Seyahat etmek… Her seferinde bir şeyler öğrenmenin, görmenin mutluluğunu yaşamak... Dünyada ne kadar küçük bir zerre olduğumu anlamak, hayatımda önemli sandıklarımın bazen ne kadar önemsiz olduğunu fark etmek, güzel fotoğraflar çekmek, anlatacak hikayelerinin olması, insanlar görmek, insanlar tanımak, yemekler yemek. Binalar, müzeler, sokaklar gezmek. Üstüne düşünmek, yazmak, değişmek, seyahat etmekten anladığım bu.
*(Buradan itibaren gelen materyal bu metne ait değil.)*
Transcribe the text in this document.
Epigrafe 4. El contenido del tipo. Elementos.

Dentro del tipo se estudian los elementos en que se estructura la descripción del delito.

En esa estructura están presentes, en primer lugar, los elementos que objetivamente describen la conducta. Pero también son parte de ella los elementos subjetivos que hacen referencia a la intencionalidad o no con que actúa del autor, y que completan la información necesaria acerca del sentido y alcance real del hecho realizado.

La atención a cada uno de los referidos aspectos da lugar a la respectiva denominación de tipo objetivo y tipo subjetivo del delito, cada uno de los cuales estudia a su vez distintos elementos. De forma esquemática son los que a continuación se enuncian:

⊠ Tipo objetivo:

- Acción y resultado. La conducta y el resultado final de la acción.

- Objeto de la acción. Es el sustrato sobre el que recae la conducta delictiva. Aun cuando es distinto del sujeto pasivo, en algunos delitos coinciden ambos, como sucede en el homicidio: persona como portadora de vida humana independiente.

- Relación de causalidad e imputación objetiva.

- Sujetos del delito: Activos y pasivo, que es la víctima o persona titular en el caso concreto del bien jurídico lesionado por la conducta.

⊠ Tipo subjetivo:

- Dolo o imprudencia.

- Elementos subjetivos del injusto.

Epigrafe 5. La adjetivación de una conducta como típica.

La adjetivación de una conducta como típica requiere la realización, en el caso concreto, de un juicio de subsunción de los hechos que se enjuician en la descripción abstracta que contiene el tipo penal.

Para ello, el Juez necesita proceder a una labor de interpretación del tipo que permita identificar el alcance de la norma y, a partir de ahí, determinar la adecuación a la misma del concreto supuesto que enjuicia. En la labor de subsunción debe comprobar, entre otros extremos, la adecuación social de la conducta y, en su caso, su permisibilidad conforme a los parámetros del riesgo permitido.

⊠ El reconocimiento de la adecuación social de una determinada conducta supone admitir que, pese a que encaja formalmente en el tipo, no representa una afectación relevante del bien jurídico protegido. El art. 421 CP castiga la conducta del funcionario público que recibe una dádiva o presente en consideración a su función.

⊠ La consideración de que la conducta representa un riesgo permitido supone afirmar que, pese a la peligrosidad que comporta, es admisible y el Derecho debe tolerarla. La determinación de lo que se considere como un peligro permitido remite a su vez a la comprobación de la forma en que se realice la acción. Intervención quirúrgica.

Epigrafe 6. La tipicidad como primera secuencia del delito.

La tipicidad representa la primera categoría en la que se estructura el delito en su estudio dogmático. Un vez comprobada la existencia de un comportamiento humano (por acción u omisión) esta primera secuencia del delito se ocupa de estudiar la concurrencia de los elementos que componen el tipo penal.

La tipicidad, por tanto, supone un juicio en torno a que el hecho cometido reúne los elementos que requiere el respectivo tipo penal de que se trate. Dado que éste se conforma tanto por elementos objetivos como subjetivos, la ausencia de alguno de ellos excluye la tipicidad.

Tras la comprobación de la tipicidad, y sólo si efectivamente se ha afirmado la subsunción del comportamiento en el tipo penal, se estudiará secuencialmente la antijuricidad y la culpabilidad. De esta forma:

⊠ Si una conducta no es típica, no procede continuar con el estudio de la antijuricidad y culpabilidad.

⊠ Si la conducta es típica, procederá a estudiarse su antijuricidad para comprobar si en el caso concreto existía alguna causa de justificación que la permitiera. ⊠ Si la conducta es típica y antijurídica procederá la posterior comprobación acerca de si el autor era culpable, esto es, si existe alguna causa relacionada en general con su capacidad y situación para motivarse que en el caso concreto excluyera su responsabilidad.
İnsan hiçbir koşulda durağan değil. Yerinde oturuyorsan çürüyerek değişiyorsun, hareket ediyorsan olgunlaşarak. Bu bir kişilik meselesi belki de. Dünyada çok yer gezmiş ama yetiştiği çevrenin zihniyetine hiçbir şey ekleyememiş insanlar tanıyorum, kısıtlı imkanları içinde sormuş sorgulamış ve ufkunu genişletmiş olanlar da. Bir de “hayatı izleme” veya “hayatı yaşama” durumları var. Pek çok insanı dinleyebilir, yazdıklarını okuyabilirsiniz. Şüphesiz gereklidir. Ama kişinin kendi deneyimleri olmayınca hepsi bir parça kısır kalıyor. Onlar kişiyi harekete yönlendiren ateşleyiciler olmalı ancak. Elimizdekilere sözle şükran etmek neye yarar değerlendirmiyorsak? Madem elimize bir hayat verildi, bunu en güzel şekilde değerlendirmeliyiz. Dünyayı olabildiğince iyi ve kendi deneyimlerimizle tanımalıyız. Seyahat etmek, en keyifli yolu bunun. Yeri gelince en uzak yerlere, yeri geldiğinde kendi şehrimizin gözden kaçmış yerlerinde seyahat etmek… Alıştığımızın, bildiğimizin ötesini görmek, yaşamak; gelişerek değişmek. Değişince ne olur, orası meçhul ama değişmeyince hiçbir şey olmadığı kesin. Her yeni görülen yer dünyanın sınırlarını daha da genişletiyor, tüm okudukların, izlediklerin, dinlediklerin yeni anlamlar kazanıyor, belki de tamamlanıyor. Seyahat etmeyi severim, sonrasında eve, yaşadığım yere dönünce sahip olduklarıma şükretmeyi de çok severim. Umarım bir ömür gezecek gücümüz, sağlığımız, paramız ve hepsinden önemlisi ömrümüz olur.